Дхаммы обусловлены разумом, их лучшая часть - разум, из разума они сотворены. Если кто-нибудь говорит или делает с чистым разумом, то за ним следует счастье, как неотступная тень.
Это и есть ключ к пониманию и реализации того, что такое дхарма. 

Буддист не ищет причинности вне дхармы и это и есть условие "вхождения в поток".

----------


## Платон

То что Нагарджуна сказал, мною не понято.
То что сказал Будда -верно понятый идеализм. Это не полный идеализм, так как "разум- лучшая их часть", то есть не единственная.
 Если вы принимаете что "дхаммы сотворены из разума" - то росток видимо сотворен Разумом по некой идее в нем, либо же является естественным продуктом психического процесса. Собственно то о чем я и говорю.  :Smilie:

----------


## Aion

> Если вы принимаете что "дхаммы сотворены из разума" - то росток видимо сотворен Разумом по некой идее в нем, либо же является естественным продуктом психического процесса.


Росток сотворён семечком: 


> Сущее не делится на разум без остатка.
> 
> * И.-В. Гёте*





> Если нет ложной мысли, а следовательно и заблуждения, то как появятся действие и кармические семена? Если нет действия и  кармических  семян, то откуда возьмется сознание, входящее в утробу? Когда нет сознания, вошедшего в утробу, что позволит сформироваться плоду и телу? Когда нет чувств - нет любви. Без любви нет привязанности и /желания/ обладания. Когда нет привязанности и /желания/ обладания - нет больше кармических причин будущего рождения. Когда нет кармических причин будущего рождения - нет больше рождения в будущем. Без рождения - нет старости и смерти; а также нет горя, скорби, страдания. Таков разрыв двенадцатичленной цепи /взаимозависимых/ причин.
> 
> ДХАРАНИ-СУТРА БУДДЫ О ДОЛГОЛЕТИИ, 
> ИСКУПЛЕНИИ ПРОСТУПКОВ И ЗАЩИТЫ ДЕТЕЙ

----------


## Платон

Нет, это семечко сотворено ростком если вы обнаруживаете сначала росток. и да- это росток сотворен семечком если вы обнаруживаете сначала семечко.
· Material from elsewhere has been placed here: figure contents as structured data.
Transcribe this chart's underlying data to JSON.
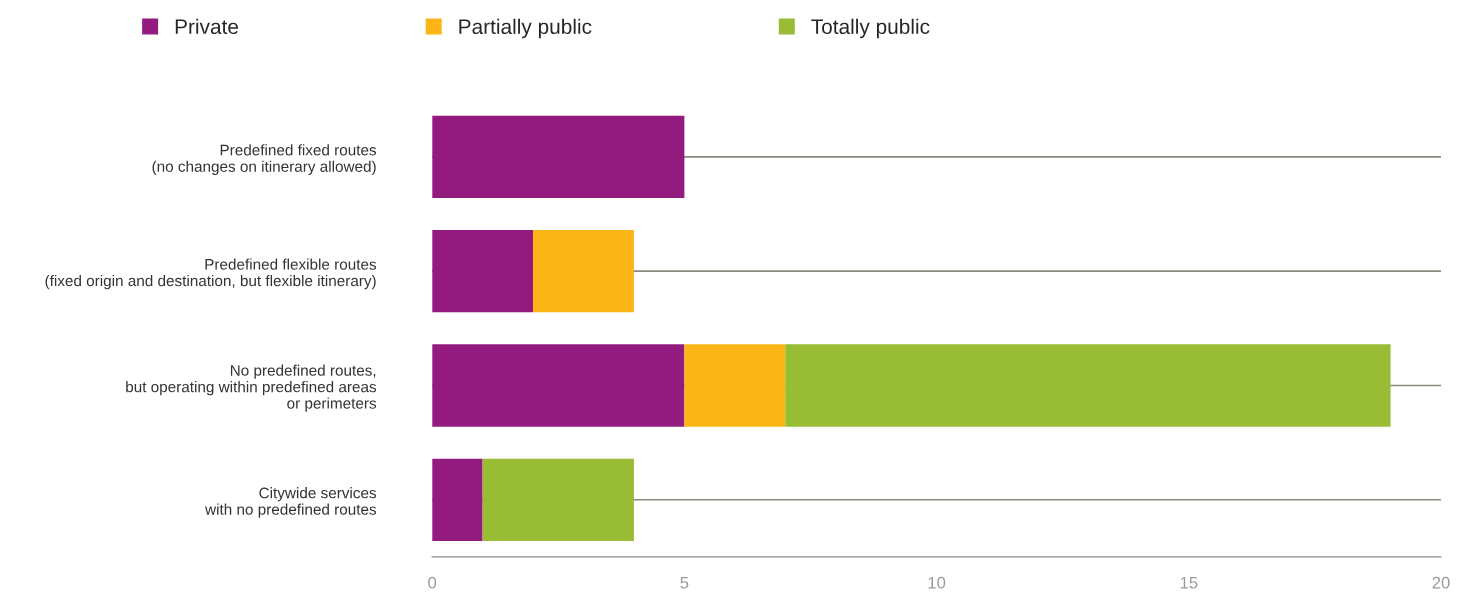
{
  "chart_data": {
    "type": "bar",
    "orientation": "horizontal",
    "stacked": true,
    "categories": [
      "Predefined fixed routes\n(no changes on itinerary allowed)",
      "Predefined flexible routes\n(fixed origin and destination, but flexible itinerary)",
      "No predefined routes,\nbut operating within predefined areas\nor perimeters",
      "Citywide services\nwith no predefined routes"
    ],
    "series": [
      {
        "name": "Private",
        "color": "#931b80",
        "values": [
          5,
          2,
          5,
          1
        ]
      },
      {
        "name": "Partially public",
        "color": "#fbb517",
        "values": [
          null,
          2,
          2,
          null
        ]
      },
      {
        "name": "Totally public",
        "color": "#98bd34",
        "values": [
          null,
          null,
          12,
          3
        ]
      }
    ],
    "xlim": [
      0,
      20
    ],
    "xticks": [
      0,
      5,
      10,
      15,
      20
    ],
    "grid": "y",
    "legend": "top left"
  }
}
Ваше слово любовь - ЭТО ТРИШНА , понимате ТРИШНА???!!! когда вам просто хорошо от ведан короче. (человек пьет вино из чаши, так)

А когда нет кармических следов виджняна их не воспринимает. Живет себе без самскар.  :Smilie:

----------


## Айвар

> Сущее не делится на разум без остатка.


Если все вещи (явления) имеют составной характер (и удовлетворяют четырем условиям), то не возникает проблем с взаимозависимым существованием. Нет проблемы с происхождением ростка из семени и его дальнейшим воспризводством. Если убрать условия и заменить их идеями, то возникнет то, что называют идеализмом (когда нечто одно становится "самодостаточным" или самосущим).

В определении, сущее состоит из частей, а значит, не яляется самосущим, а значит и не может быть поглощено своими частями. Если все же есть сильное желание видеть это сущее, то без (идеи, первая дхьяна) пустоты сделать это невозможно. Пустота оформляет условия опыта, в ней все случается, и она подобна пространству и всему тому, что находится в нем.

----------


## Платон

"Если убрать условия и заменить их идея,ым или то очевидно возникнет то, что называют идеализмом (когда нечто одно становится "самодостаточным" или самосущим)."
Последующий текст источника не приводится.